We've seen how to capture the data, but the crux of this is how to form the regular expression. Obviously all the lines in the data file are different, but when you look carefully they all follow a general format. Let's just take the first line, and have a look at that;
1 Richard Pinkett MG TA 00 76.52 74.73 73.56 72.92 1000 1000 74.69 75.23 72.92 74.69 147.61 5 131
At this point what we're looking to do is insert commas at strategic points, in order to define the cells on the line. On the face of it, we could just replace spaces, with commas. We wouldn't need regex at all, but it wouldn't solve the problem completely because we have some spaces where we don't want commas to be. Using that scheme we would end up dividing the name field, and the car field into as many cells as we have words. In the end, we'd either have to manually remove some of those errant commas, or we'd end up with a whole host of cell manipulation in the sreadsheet. Using regex we shall submit to niether scourge.
The blanket replacement with commas is an important idea, because, but for the text data it would be a completely satisfactory solution. What it reveals is that the dissection problem for this particular data lies in the text fields, the numbers are easy. Focussing on the text fields reveals that it's going to be more difficult to separate the driver from the manufacturer and model of car. The regular expression parser is sufficiently complex to handle this problem in a generic way, but the overhead for us trying to devise the expression is large.
The immediate thought is, perhaps, to define a regular expression which already knows all the possible makes and models of car, and identifies the fields by their content. Regex could do this, but telling the parser all the possible make and models of the car is not satisfactory, because this is the sort of information we want from the spreadsheet we're trying to create. The same idea is also true for the name field, except there are probably more combinations of name, than models of car.
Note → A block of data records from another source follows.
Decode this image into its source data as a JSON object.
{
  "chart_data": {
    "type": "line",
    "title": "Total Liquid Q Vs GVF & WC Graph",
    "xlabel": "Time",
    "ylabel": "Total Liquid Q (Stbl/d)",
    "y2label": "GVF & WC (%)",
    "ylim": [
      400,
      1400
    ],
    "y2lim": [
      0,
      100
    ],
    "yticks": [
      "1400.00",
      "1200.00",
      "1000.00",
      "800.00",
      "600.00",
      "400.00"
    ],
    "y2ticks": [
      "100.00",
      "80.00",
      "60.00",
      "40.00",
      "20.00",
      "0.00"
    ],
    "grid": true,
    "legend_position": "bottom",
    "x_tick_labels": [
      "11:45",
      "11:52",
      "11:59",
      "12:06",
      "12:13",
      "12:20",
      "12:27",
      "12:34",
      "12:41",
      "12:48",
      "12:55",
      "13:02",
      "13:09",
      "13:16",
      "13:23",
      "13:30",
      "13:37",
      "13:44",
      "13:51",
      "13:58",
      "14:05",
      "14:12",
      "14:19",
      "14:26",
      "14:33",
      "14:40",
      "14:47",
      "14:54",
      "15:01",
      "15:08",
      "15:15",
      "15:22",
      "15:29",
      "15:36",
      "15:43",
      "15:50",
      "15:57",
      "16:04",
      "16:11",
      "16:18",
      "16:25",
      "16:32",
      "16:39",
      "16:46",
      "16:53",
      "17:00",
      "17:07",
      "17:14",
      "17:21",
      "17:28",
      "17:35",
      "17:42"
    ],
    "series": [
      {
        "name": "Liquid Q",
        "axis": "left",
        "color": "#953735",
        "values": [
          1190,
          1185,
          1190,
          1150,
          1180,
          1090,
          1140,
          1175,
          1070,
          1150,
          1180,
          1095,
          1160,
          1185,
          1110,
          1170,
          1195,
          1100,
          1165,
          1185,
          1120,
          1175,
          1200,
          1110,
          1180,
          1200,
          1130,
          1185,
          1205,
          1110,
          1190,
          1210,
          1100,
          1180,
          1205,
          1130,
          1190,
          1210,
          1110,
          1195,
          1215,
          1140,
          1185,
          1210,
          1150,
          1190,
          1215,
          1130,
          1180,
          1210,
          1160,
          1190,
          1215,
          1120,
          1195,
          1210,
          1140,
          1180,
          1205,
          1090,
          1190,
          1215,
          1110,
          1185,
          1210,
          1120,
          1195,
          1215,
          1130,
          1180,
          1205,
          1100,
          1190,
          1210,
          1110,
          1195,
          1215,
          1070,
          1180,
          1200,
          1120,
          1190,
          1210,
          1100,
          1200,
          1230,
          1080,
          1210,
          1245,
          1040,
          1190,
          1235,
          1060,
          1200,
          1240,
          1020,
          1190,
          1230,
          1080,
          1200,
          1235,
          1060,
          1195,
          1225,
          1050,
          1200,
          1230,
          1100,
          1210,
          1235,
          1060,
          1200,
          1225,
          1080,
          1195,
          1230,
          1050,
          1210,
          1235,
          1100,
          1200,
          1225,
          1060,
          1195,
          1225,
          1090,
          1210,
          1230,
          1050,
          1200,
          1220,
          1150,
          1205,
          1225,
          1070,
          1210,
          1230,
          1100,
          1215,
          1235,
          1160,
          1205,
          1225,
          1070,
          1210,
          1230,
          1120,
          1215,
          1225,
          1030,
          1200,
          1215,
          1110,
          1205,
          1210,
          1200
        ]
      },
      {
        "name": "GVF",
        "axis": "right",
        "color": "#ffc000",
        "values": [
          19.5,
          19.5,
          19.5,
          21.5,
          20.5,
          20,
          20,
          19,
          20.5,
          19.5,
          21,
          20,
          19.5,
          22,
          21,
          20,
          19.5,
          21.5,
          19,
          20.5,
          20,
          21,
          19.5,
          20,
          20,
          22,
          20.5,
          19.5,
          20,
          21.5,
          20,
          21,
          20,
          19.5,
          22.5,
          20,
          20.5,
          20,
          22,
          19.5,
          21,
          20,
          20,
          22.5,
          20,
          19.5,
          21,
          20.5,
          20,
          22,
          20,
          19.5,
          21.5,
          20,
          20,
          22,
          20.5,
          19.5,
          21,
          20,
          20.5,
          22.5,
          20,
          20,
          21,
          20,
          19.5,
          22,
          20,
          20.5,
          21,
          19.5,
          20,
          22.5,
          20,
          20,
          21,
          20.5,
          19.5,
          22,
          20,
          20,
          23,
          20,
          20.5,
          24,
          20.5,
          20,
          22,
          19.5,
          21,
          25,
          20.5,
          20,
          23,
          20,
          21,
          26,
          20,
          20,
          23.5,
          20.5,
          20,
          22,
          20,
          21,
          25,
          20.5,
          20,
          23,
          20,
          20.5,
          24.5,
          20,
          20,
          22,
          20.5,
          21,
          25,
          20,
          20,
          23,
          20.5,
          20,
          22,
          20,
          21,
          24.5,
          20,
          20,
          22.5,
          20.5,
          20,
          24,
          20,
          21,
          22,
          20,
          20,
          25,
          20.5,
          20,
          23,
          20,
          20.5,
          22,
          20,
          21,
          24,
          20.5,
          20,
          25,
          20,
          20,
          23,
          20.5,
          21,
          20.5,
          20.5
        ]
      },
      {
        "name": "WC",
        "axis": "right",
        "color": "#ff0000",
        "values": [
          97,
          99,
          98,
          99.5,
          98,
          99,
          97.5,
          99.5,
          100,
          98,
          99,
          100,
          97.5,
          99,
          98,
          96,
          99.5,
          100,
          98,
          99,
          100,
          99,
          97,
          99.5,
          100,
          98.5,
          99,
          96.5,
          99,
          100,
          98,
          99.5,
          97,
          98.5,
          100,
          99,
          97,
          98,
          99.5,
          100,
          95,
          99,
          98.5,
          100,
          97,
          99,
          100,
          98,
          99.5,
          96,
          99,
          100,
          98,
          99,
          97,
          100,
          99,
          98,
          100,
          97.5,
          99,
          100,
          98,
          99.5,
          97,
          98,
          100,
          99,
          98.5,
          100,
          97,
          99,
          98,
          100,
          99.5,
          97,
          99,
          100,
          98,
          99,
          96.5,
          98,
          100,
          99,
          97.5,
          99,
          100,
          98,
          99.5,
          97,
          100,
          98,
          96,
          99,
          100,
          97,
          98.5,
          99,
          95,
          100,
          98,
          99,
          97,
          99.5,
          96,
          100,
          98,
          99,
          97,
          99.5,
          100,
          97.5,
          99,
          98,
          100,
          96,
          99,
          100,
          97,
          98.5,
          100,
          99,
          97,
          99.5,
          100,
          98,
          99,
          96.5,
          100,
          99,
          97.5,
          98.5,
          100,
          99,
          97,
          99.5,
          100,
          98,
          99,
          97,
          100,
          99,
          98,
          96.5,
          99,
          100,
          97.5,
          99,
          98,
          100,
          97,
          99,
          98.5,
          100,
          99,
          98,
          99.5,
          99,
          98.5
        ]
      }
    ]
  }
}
If we look back at the whole data, it reveals that the name field is actually more regular than the make and model of the car. In general the name field is made up of a forename and a surname, whereas the make and model of the car is really complex. Sometimes the manufacturer and model is three words, sometimes just one. Sometimes it's got digits in it. At this point we need to think about what we are trying to achieve. What we want is graphs. It's the numeric data we're after. The name of the driver, and the car driven are important, but only in the context of working back from the graph. We have to ask ourselves, do we really need to separate the name of the driver from the make and model of his car? In this case the answer is no.
At this point, I'm going to explain how to separate the driver from the car just to illustrate the point. Critically the idea of not doing so, is just as important. Forming up the regular expression is a design process. You have to make tradeoffs. Everything is possible (within reason!) but here we'll see the law of diminishing returns in action. The harder we try, the more difficult it becomes to achieve the goal.
Well then, the best bet for the driver/car separation is to look at the name field as being a two part name. Since we know that the name starts in the second field of the line and consists of two fields, it's easy to tell regex to place a comma between the first and second, and the third and fourth fields. This is easy enough to do. What is not clear from our reduced example dataset, is that one name of the 150 is actually made up of three words, i.e. a middle name was used. In another three cases hyphenated names were used. You really need an eagle eye, to spot these things, and decide how hard you want to try.
It would be completely valid to go the extra mile and split the drivers from their cars. The best approach would then be to fix things up in these four cases, once the data is in the spreadsheet. Indeed it is probably possible to devise a regex which will even cope with these extreme cases. Since we needed an eagle eye to spot these particular situations as potential difficulties, it's now easy enough to code the regular expression for one generic case plus these additional specific cases. For the purposes of this example we're not going to go there.